A wind farm is to become home to a state-of-the-art hydrogen storage facility which could eventually produce enough clean energy to help power the next generation of public transport.
The UK government has awarded the project, based at Whitelee Windfarm in East Renfrewshire, £9.4m.
It said the project would help Glasgow reach net zero by 2030.
The cash will go towards developing the country's largest electrolyser, which converts water into hydrogen.
The hydrogen produced can be easily stored and transported to where it is needed.
Splitting water and capturing the released hydrogen requires energy, and the project will use electricity produced from the wind farm, the largest onshore farm in the UK, to create the gas.
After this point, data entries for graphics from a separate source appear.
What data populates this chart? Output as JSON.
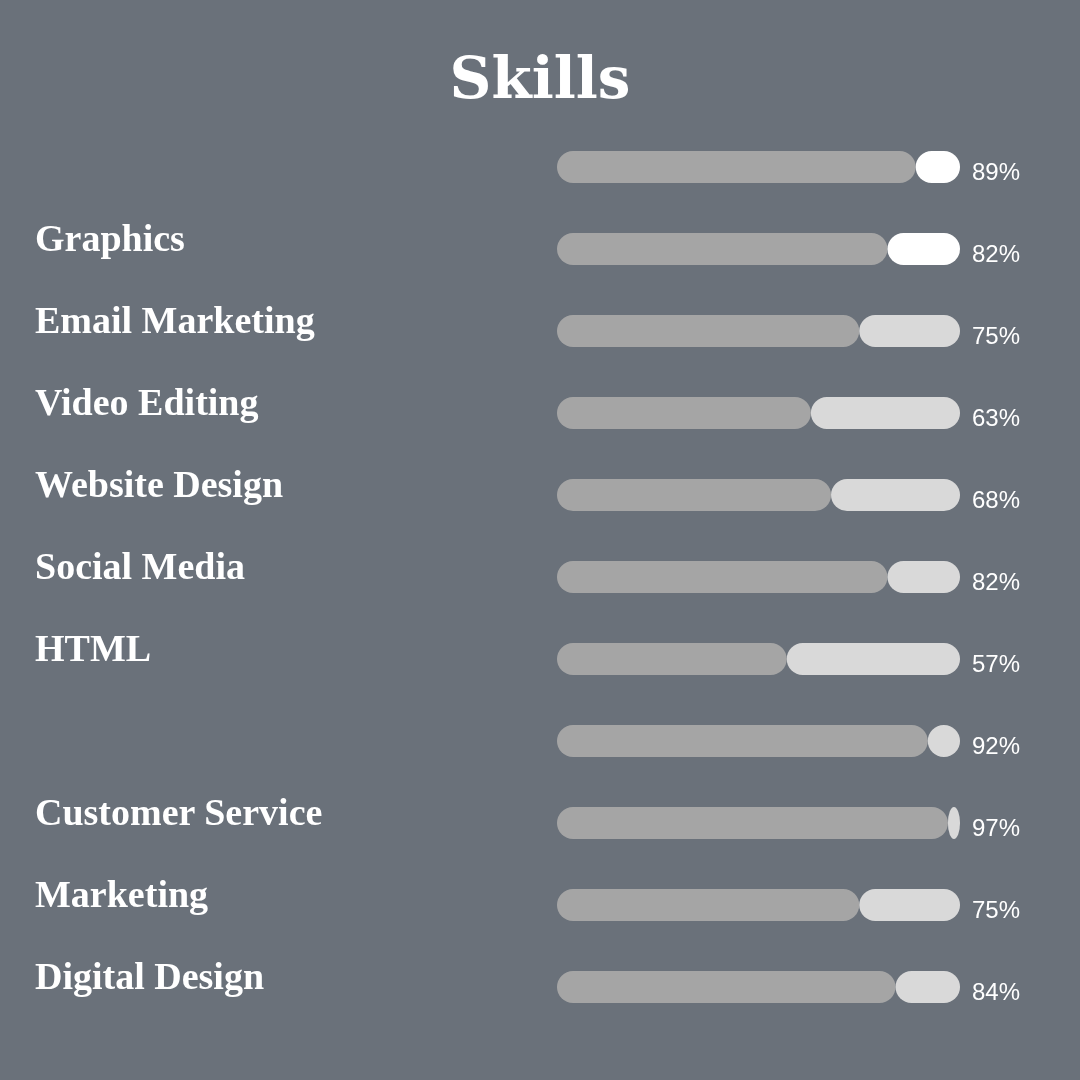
{
  "chart_data": {
    "type": "bar",
    "orientation": "horizontal",
    "stacked": true,
    "title": "Skills",
    "categories": [
      null,
      "Graphics",
      "Email Marketing",
      "Video Editing",
      "Website Design",
      "Social Media",
      "HTML",
      null,
      "Customer Service",
      "Marketing",
      "Digital Design"
    ],
    "series": [
      {
        "color": "#a5a5a5",
        "values": [
          89,
          82,
          75,
          63,
          68,
          82,
          57,
          92,
          97,
          75,
          84
        ],
        "value_labels": [
          "89%",
          "82%",
          "75%",
          "63%",
          "68%",
          "82%",
          "57%",
          "92%",
          "97%",
          "75%",
          "84%"
        ]
      },
      {
        "colors": [
          "#ffffff",
          "#ffffff",
          "#d9d9d9",
          "#d9d9d9",
          "#d9d9d9",
          "#d9d9d9",
          "#d9d9d9",
          "#d9d9d9",
          "#d9d9d9",
          "#d9d9d9",
          "#d9d9d9"
        ],
        "values": [
          11,
          18,
          25,
          37,
          32,
          18,
          43,
          8,
          3,
          25,
          16
        ]
      }
    ],
    "xlim": [
      0,
      100
    ],
    "tick_labels": "y"
  }
}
One use for the hydrogen generated will be to support local transport. The facility is expected to make so much of the zero-carbon fuel that it could provide the equivalent of enough zero-carbon fuel for 225 buses travelling to and from Glasgow to Edinburgh each day.
Greg Hands, the UK government's energy and climate change minister, said: "This first-of-a-kind hydrogen facility will put Scotland at the forefront of plans to make the UK a world-leading hydrogen economy, bringing green jobs to Glasgow, while also helping to decarbonise local transport - all immediately following the historic COP26 talks."
And Alister Jack, secretary of state for Scotland, said the project showed "how serious the UK government is about supporting projects that will see us achieve net zero by 2050".
He added that it had never been more important to "champion" projects like this, which embrace new hydrogen technology while creating highly-skilled jobs.
The partnership, made up of ScottishPower, ITM Power and BOC, is currently going through the planning process for the new facility and aims to have green hydrogen available to the commercial market by 2023.
Hydrogen vs electricity
Some argue that for public transport vehicles like buses, hydrogen is too expensive and electricity would be a better, cheaper alternative.
However Dr Graham Cooley, chief executive of ITM Power, told the BBC's Good Morning Scotland programme that hydrogen was particularly good for heavy vehicles "where you value payload".
He said: "You can make a vehicle that's very long duration - in other words, it can travel a long range without compromising the weight.
"If you want to travel a long distance using a battery, you need more and more batteries which makes the vehicles very heavy. You see vehicle manufacture now all over the world rolling out commercial vehicles based on hydrogen which have very long ranges and very short recharging or refuelling time."
Meanwhile, Friends of the Earth Scotland director Richard Dixon argued that green hydrogen should be reserved for "special uses" in industry, rather than mainstream uses like public transport.
He told the programme: "It's three times more sensible to use it [renewable electricity] as electricity rather than to use it to turn it into hydrogen - you've lost two thirds of the energy in making the hydrogen and then using it.
"We have such a desperate need to convert our homes to electric heating and to convert transport to electricity to get out of fossil fuels. That should be absolute top priority."